La société teste deux logiciels sur une durée de six mois avant de finalement opter pour une troisième solution, celle « IC.IDO » d’ESI. « La mise en route des deux premiers logiciels et le transfert de fichiers avec notre solution de CAO NX (ex Unigraphics) de Siemens, étaient beaucoup trop longs. Avec le logiciel d’ESI, le transfert de données est très rapide et au bout de quelques minutes – contre parfois trois quarts d’heure pour les concurrents – on peut commencer à utiliser le prototype avec le casque de réalité virtuelle. De plus IC.IDO propose de nombreuses fonctions offrant une visualisation haut de gamme avec une simulation réaliste et en temps réel des comportements des objets », résume Jean-Pierre Alègre pour justifier ce choix.

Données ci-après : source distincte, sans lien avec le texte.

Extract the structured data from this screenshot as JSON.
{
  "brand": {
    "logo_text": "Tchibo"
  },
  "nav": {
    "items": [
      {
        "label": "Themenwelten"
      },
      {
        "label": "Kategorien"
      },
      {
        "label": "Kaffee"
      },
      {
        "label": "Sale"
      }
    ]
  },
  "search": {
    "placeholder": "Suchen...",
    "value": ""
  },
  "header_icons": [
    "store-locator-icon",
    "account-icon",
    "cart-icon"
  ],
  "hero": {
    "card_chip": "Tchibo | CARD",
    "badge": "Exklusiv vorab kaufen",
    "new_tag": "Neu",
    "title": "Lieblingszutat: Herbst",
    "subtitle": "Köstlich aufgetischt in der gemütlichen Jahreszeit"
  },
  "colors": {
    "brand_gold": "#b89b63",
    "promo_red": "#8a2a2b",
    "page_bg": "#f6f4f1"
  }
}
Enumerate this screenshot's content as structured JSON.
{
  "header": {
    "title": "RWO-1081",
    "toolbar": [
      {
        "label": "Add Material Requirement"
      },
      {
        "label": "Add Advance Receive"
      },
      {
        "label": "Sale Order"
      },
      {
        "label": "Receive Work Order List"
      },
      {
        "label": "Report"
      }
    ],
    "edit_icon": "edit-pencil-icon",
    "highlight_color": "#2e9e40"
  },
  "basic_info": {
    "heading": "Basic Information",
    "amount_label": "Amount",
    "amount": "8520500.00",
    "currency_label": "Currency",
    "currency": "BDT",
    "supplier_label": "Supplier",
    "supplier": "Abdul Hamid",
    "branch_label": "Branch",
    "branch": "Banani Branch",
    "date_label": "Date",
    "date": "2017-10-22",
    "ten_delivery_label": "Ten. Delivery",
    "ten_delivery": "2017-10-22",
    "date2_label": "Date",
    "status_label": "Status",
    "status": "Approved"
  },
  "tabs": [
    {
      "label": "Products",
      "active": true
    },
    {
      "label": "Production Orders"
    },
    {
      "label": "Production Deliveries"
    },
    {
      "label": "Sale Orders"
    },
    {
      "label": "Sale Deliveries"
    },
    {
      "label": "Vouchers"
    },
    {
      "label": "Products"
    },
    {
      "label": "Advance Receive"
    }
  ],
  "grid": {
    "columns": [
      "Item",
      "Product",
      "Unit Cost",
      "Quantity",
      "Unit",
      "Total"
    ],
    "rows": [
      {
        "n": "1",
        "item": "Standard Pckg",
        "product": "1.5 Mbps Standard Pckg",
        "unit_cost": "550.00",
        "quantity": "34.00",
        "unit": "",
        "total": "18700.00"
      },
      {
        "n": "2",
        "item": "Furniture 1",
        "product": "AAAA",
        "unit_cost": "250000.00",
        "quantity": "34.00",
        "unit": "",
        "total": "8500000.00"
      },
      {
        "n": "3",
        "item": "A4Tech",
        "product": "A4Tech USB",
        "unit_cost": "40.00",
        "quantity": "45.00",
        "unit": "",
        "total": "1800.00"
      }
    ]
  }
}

Jérôme Gouault, Directeur R&D

Aménagement d’une salle de réalité virtuelle partagée par l’équipe projet

Pour mener à bien son projet, le site de Châtellerault s’est doté d’une salle qui comprend 20 places assises avec des caméras au plafond et un écran qui occupe l’intégralité d’un mur. Chaussée de ses lunettes virtuelles, le responsable de la revue de conception se place au niveau du chariot. « Toute la salle voit ce qu’il voit, y compris à l’intérieur du chariot, ce qui nous permet d’échanger entre nous et de voir comment on peut améliorer le produit. Parallèlement, nous avons aussi reproduit la ligne d’assemblage en 3D afin de pouvoir vérifier l’ergonomie du poste de montage en fonction du prototype de chariot : accessibilité des outils, prévention des TMA, etc. A terme, nous envisageons aussi de nous servir de cet outil pour former les opérateurs », explique Jérôme Gouault.
Tout le matériel équipant cette salle, lunettes comprises, est en location, l’équipe R&D estimant que le marché est encore trop immature pour investir dans un équipement définitif.

Des semaines de travail économisées pour des produits plus matures

Très bien accueilli, le projet est une telle réussite qu’après un an de test sur le site de Châtellerault, IC.IDO a déjà été adopté en 2019 par deux autres sites du groupe en Allemagne. A termes, il devrait équiper l’ensemble des usines de KION.
En attendant, grâce à la réalité virtuelle, le site de Châtellerault a réduit le nombre de doléances sur les prototypes physiques de 50%, ce qui se traduit par des semaines de travail en moins pour le bureau d’études. A terme, KION pourrait aussi arriver à limiter le nombre de prototypes physiques. En attendant, Jean-Pierre Alègre résume le ROI de ce projet de façon évidente et claire : « Les produits que nous sortons aujourd’hui sont bien plus matures et de manière globale, perdre un mois sur un projet coûte beaucoup plus cher que le tarif à l’année d’IC.IDO ».